With Congress already highly divided following the acrimonious departure of former President Donald Trump, and with deadly strains of the coronavirus circulating in the United States, on Friday, the President signaled a new sense of urgency about the need to pass his $1.9 trillion Covid-19 relief package—even if he is unable to carry along Republicans.
The President cautioned in the Oval Office meeting with Treasury Secretary Janet Yellen of the “cost of inaction,” referring to troubling new job losses, the hunger that some 30 million Americans face every day, as well as the likelihood that “a whole cohort of children” will face “lower lifetime earnings because they are deprived of another semester of the school.”
Less than two hours later, he punctuated the point on his way to visit the Walter Reed National Military Medical Center when a reporter asked him if by using reconciliation, an arcane procedural manoeuvre that would allow Democrats to pass the relief bill on a party-line vote, he was able to achieve his goals.
“I support passing Covid relief with support from Republicans if we can get it,” Biden replied. “But the Covid relief has to pass. There’s no ifs, ands or buts.”
Biden has been firm in his attempts to reach across the aisle, but he makes it clear that before moving on with his plan, he does not want to wait forever. Administration officials are expected to continue their outreach over this weekend and into next week to Republican senators, and Biden has personally reached out to more moderate GOP senators such as Susan Collins of Maine and Rob Portman of Ohio.

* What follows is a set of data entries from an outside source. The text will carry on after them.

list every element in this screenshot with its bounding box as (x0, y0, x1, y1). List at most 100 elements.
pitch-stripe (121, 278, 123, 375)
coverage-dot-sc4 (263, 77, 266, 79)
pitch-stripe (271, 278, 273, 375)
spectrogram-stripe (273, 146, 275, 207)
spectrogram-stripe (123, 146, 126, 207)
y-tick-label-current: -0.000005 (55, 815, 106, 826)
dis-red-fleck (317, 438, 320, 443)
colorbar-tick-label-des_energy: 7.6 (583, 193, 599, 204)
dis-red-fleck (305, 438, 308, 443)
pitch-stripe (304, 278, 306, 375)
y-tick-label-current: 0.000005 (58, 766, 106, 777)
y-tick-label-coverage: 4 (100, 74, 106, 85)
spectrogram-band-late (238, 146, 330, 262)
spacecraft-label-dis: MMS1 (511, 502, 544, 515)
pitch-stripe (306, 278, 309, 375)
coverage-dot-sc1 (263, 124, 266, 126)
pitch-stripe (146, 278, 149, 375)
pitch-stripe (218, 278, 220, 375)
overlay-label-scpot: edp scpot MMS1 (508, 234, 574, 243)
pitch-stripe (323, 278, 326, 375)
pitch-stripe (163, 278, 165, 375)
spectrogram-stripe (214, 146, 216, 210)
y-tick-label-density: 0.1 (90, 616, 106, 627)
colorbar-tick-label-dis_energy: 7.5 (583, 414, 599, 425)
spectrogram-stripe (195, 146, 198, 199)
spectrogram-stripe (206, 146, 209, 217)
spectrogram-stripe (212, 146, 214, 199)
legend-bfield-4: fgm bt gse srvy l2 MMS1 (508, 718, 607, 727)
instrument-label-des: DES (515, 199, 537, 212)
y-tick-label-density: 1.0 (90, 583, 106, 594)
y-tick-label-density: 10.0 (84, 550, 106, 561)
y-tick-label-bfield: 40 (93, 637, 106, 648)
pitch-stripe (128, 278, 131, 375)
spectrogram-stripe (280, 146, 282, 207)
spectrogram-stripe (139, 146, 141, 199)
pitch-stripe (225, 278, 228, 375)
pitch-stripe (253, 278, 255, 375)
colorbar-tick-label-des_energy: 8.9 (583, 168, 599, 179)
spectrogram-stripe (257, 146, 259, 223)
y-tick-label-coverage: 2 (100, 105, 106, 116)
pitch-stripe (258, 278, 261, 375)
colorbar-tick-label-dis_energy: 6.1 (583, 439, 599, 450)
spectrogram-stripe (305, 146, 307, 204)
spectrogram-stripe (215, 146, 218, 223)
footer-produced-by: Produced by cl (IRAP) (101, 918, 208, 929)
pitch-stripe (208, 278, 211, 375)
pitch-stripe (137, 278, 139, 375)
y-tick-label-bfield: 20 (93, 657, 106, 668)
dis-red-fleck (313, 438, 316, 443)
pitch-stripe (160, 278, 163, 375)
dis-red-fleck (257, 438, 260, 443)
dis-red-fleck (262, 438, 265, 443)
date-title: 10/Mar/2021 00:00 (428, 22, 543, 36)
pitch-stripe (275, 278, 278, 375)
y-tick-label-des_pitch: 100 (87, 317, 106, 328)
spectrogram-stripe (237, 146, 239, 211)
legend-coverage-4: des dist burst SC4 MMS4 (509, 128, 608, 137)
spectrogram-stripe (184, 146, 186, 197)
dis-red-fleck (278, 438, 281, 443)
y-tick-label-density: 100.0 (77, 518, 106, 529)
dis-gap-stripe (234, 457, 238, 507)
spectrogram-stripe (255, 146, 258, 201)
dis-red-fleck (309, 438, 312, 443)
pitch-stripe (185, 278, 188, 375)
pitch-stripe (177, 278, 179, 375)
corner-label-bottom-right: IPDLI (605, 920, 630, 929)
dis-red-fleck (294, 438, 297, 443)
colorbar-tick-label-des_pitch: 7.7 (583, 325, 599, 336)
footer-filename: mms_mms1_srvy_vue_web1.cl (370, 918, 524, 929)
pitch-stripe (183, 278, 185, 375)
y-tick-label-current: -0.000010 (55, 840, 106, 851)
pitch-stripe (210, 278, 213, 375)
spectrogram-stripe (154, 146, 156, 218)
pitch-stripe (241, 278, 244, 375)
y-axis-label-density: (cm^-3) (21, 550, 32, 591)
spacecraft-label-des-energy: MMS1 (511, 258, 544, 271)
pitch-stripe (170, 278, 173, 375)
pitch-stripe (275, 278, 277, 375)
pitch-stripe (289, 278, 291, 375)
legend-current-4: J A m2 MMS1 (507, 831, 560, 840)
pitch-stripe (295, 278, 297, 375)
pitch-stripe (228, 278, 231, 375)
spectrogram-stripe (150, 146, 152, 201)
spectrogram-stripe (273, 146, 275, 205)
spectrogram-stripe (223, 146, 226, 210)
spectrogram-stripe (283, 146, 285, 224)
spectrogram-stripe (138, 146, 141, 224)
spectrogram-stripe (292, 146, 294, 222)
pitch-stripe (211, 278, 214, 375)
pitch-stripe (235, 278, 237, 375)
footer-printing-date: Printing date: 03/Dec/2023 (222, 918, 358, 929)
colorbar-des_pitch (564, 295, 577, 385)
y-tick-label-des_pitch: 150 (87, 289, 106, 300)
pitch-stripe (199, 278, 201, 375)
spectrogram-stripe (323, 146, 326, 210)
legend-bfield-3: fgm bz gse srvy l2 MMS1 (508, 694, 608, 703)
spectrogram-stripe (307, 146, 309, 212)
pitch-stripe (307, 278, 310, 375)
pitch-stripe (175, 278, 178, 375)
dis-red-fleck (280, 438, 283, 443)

But his team is also making their case increasingly to the American people, as the administration faces opposition to the GOP’s scale and reach of the bill. The underlying message was clear and directed directly at the American people in all of Friday’s White House events: without a substantial relief package to reinvigorate the economy and give schools and health care providers the resources they need to speed up vaccinations, your daily life will not change.
It could be a powerful tactic to convince a wider audience as anger rises across America about the sluggish pace of vaccines and the anaemic economy—one that could force wavering Democrats and some Republicans to get on board.
It was no accident that this week, Vice President Kamala Harris popped up in the backyards of moderate Democratic senators like Arizona’s Kyrsten Sinema and West Virginia’s Joe Manchin to push for Biden’s legislation to be swiftly passed. Harris made the case that lives are on the line, speaking to editors and executives from the Charleston Gazette-Mail and Herald-Dispatch in West Virginia.